Imagine that your parents are throwing a party for your birthday, and you’ve been talking excitedly about it for weeks. Narcissists don’t experience joy, and they don’t want you to, either. So while you were looking forward to the celebration, the narcissist looked forward to ruining it.
On the morning of the big day, he starts a nasty argument, talking in circles to drag out the unpleasantness. By creating chaos, he dampens your spirit and saps your energy. Plus, your focus is on him, and not the party.
He accomplished his goals of getting your undivided attention and stealing your joy. You no longer look forward to the party. Instead, you dread it, proving to the narcissist that he’s still in control.
Narcissists Use Covert Tactics to Ruin Your Plans
Narcissists sabotage special occasions by using covert tactics that are impossible to prove. They hide your car keys to make you late or stop you from attending an event. They “accidentally” spill a drink on your new outfit, dismantle your car, or even put something in your food to make you sick.
Maybe you’re happy to be going to a family reunion. On the drive, the narcissist reminds you of a past argument with your parents. Before long, he’s trying to convince you that your whole damn family is against you. Even if you don’t believe him, the conversation exhausted you and ruined your pleasant mood.

Here’s another scenario:
You’re getting dressed for a Girl’s Night with an old friend you haven’t seen in years.

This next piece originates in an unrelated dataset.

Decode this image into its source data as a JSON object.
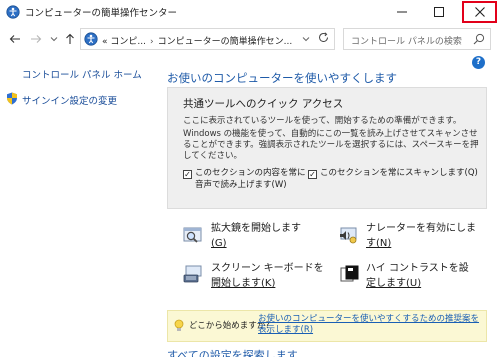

Suddenly, the doorbell starts ringing nonstop. Irritated by the interruption, you open the door and the narcissist steps inside.
Giving no reason for the unexpected visit, he plops down on your sofa, picks up the remote control, and flips through the channels. Annoyed, you retreat to your bedroom to finish getting ready.
A few minutes later, the narc walks in your room. He tells you he’s leaving and will be in an area with bad cell phone reception. Relieved he’s leaving, you wonder why he even came by since you weren’t planning to call him, anyway.
Speaking of cell phones, you realize you haven’t seen yours in a while. As you look for it, you notice a stain on the new dress you bought for this night—a stain that wasn’t there earlier.
After failing to locate the phone, you wonder if you left it in the car. You go to grab your keys, but they’re not in the spot where you always hang them.
Now you have no phone, so you can’t call your friend, and you have no keys, so you can’t go anywhere. You’re pissed about the dress, but you have more to focus on now.
Now what? You still can’t make a call or go anywhere, and your only neighbor is out of town for a wedding. You’re stuck.
You spend the rest of the day fuming and tearing your house apart. Though you try desperately to find your phone and keys, you have no luck. You feel terrible about standing up your friend and spend a restless night, tossing and turning, in bed.
The next morning, the annoying sound of the doorbell ringing nonstop awakens you. Once again, the Narcissist is standing there, but he doesn’t try to come in this time. Instead, he smiles, holds out your phone and keys, and tells you he found them in his car.